As the situation has deteriorated, support for the government has fallen, with many blaming it for lack of preparation and investment in spare capacity, as well as poor communication.
“Without electricity, without water, without employment, without justice and without security, Ecuador is trapped in a multidimensional crisis,” said Leonidas Iza, president of the Confederation of Indigenous Nationalities of Ecuador. “The energy crisis is a direct consequence of the lack of competent governance. There is no planning in any sector of the State, which has left the small productive sector on the verge of collapse.”
The executive president of the Chamber of Industries and Production (CIP), María Paz Jervis, was no less critical, blasting “the lack of information and contradictions of the national government in this energy crisis that the country is going through.”

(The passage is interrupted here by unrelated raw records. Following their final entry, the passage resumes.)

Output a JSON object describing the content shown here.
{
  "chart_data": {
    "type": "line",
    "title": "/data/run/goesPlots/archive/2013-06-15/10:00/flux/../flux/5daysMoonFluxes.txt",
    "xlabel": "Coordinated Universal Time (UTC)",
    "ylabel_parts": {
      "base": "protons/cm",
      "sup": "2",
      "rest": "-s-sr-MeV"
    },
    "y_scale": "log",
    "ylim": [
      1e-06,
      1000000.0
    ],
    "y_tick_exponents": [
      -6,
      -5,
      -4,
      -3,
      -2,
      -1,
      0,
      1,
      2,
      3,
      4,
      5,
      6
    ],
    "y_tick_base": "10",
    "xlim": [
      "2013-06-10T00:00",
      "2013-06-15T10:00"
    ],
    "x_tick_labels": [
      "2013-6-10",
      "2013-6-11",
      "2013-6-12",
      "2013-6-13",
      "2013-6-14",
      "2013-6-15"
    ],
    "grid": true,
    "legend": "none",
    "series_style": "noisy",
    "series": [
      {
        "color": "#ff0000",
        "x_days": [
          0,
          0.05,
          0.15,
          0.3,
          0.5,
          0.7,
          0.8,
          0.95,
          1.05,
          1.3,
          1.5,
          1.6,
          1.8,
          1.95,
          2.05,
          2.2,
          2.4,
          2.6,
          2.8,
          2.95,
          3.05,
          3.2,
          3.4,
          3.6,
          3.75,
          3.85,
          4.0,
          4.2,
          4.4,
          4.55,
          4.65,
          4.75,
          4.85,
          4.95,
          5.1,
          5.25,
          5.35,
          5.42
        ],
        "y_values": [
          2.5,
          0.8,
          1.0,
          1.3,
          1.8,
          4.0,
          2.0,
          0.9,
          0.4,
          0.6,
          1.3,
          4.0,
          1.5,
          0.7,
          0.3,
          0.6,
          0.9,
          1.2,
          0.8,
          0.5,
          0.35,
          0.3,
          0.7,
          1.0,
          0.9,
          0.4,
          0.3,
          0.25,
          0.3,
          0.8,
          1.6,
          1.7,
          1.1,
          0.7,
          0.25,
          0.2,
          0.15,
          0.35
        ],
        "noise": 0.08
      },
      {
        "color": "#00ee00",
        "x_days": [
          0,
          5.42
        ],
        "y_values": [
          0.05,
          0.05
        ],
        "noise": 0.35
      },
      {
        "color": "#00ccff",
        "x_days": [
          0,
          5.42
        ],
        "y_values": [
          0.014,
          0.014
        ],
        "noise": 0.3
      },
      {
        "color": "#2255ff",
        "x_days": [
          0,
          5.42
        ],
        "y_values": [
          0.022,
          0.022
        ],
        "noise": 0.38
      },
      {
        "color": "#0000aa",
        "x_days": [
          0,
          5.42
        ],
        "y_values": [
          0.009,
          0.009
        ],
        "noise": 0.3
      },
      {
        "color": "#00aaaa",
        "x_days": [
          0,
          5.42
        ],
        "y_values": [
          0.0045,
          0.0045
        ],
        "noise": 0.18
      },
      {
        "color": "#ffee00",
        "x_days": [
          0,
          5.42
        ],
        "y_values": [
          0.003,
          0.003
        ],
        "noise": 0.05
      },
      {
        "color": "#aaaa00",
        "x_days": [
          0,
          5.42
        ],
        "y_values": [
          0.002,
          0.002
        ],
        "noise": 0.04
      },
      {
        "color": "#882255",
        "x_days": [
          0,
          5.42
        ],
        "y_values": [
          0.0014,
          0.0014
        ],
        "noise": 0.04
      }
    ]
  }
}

It is against this rather grim backdrop that Ecuador appears poised to reopen its doors to US military bases — and possibly bases belonging to other foreign powers. Like Milei’s Argentina, as the economy screams louder and louder, Noboa’s Ecuador cosies up closer and closer to the US, its NATO allies and Israel, while the IMF nods along approvingly at another economic wasteland it has helped to create.
As People’s Digest reports, many voices have already been raised against Noboa’s decision to bring back US bases.
Some say that the decision, supposedly made to combat drug trafficking, actually conceals a total submission of the Noboa government to US geopolitical interests.
Correista Andrés Arauz, former presidential candidate, wrote on X:
“The base that the US wants is not in Manta, it is in San Cristobal, Galapagos. They are already there, but now they need to deploy all kinds of weapons of war: planes, ships, and nuclear submarines. But it is not to fight drug trafficking or to help us fight organized crime. We all know that if the US wanted to fight drug trafficking it would do it by reducing consumption, resolving internal complicity with drug dealers, regulating arms manufacturers, and confronting corruption in US ports and customs (or where do they think the drugs come in?). They need that base for World War III against China, as part of their strategy to control the Pacific. The US already had its military base in Baltra, Galapagos during World War II, for precisely the same reasons.”
Through painful personal experience, many of Ecuador’s neighbours know full well what new US military bases in the region augers.
“Admitting foreign military bases in the territories of countries of our America represents a threat to the peace and stability of the entire region, undermining the agreements of peaceful coexistence between states,” said the Bolivarian Alliance for the Peoples of Our America (ALBA) led by former Venezuelan foreign minister Jorge Arreaza. In a statement, ALBA denounced how the “fight against drug trafficking and transnational organized crime” was being used as “a pretext to open the way for interference in the internal affairs of states.”